I recently installed a set of Bilstein 7100 reservoir shock absorbers on the front of my Ranger:
I liked how the swap turned out, so I decided to get a matching set of 7100's for the rear of the truck. I chose a set of 12" travel 'short body' shocks that have almost exactly the same compressed length as stock Ranger 4x4 shocks but allow 2" of additional rebound travel.
My original (wishful) thinking was that, unlike the front, the rear swap would be a simple bolt-on. Well, not exactly
. It turned out that there were a couple of problems to overcome.
The first issue was the mounts. These are universal shocks that are sold under the assumption that mounts will be built specifically for them. They are not offered as a direct replacement for any specific OE shock absorber.
7100s come from Bilstein with very nice 1/2" bore Heim joints installed. That's fine for the Ranger lower mounts which use 12mm bolts and Bilstein had thoughtfully included 1/2" to 12mm adapters.

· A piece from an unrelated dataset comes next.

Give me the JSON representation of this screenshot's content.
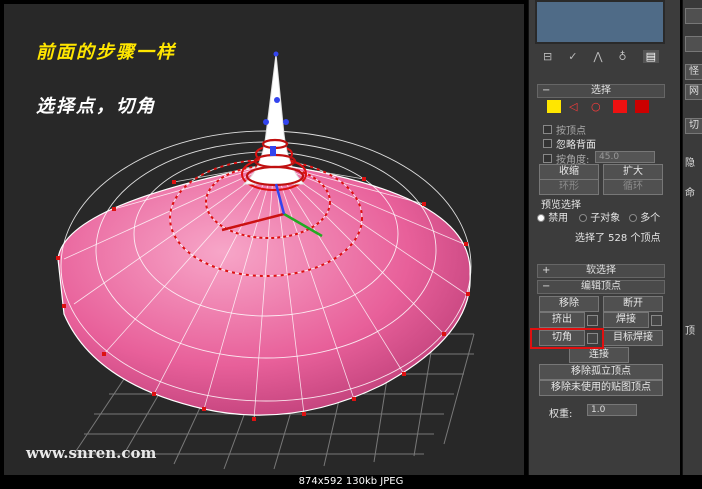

The upper mount is a different story. Rangers have a shouldered stud mount on top that has a 16mm OD. That is very close to 5/8" and there is obviously no way that a 1/2" Heim is going to slide on to a ~5/8" stud. I ended up removing the upper Heims and substituting some polyurethane bushings leftover from a James Duff traction bar kit. All I had to do to make them fit was turn a 26mm OD step on each JD bushing to match the ID of the Bilstein upper eye.
Now I thought I was truly home free .... until I tried to mount the driver side shock. The reservoir hose exits the shock body at about 45 degrees. If the hose is aimed up, it runs directly into the bottom of the bed with no room to turn. Flip the shock over and the hose fitting hits part of the spare tire crossmember.
Undaunted, I ripped the box off and broke out the MIG. To make some room for the reservoir hose, I cut a notch in the crossmember and reinforced it with side plates welded in. There weren't many options for the mounting of the reservoir itself. I finally decided to put it between the evap canister and the spare tire winch. A piece of motorcycle exhaust tubing was welded to the spare bracket to make a place to clamp the polyurethane reservoir mounts that came with the shocks. In this location, the Schrader valve can be accessed easily with the spare dropped. The bed still has to be lifted to remove the DS shock but that was a given regardless of where the reservoir was placed.
By comparison, the passenger side was easy. I just used the curve on the top edge of the frame as a mounting point and clamped it on.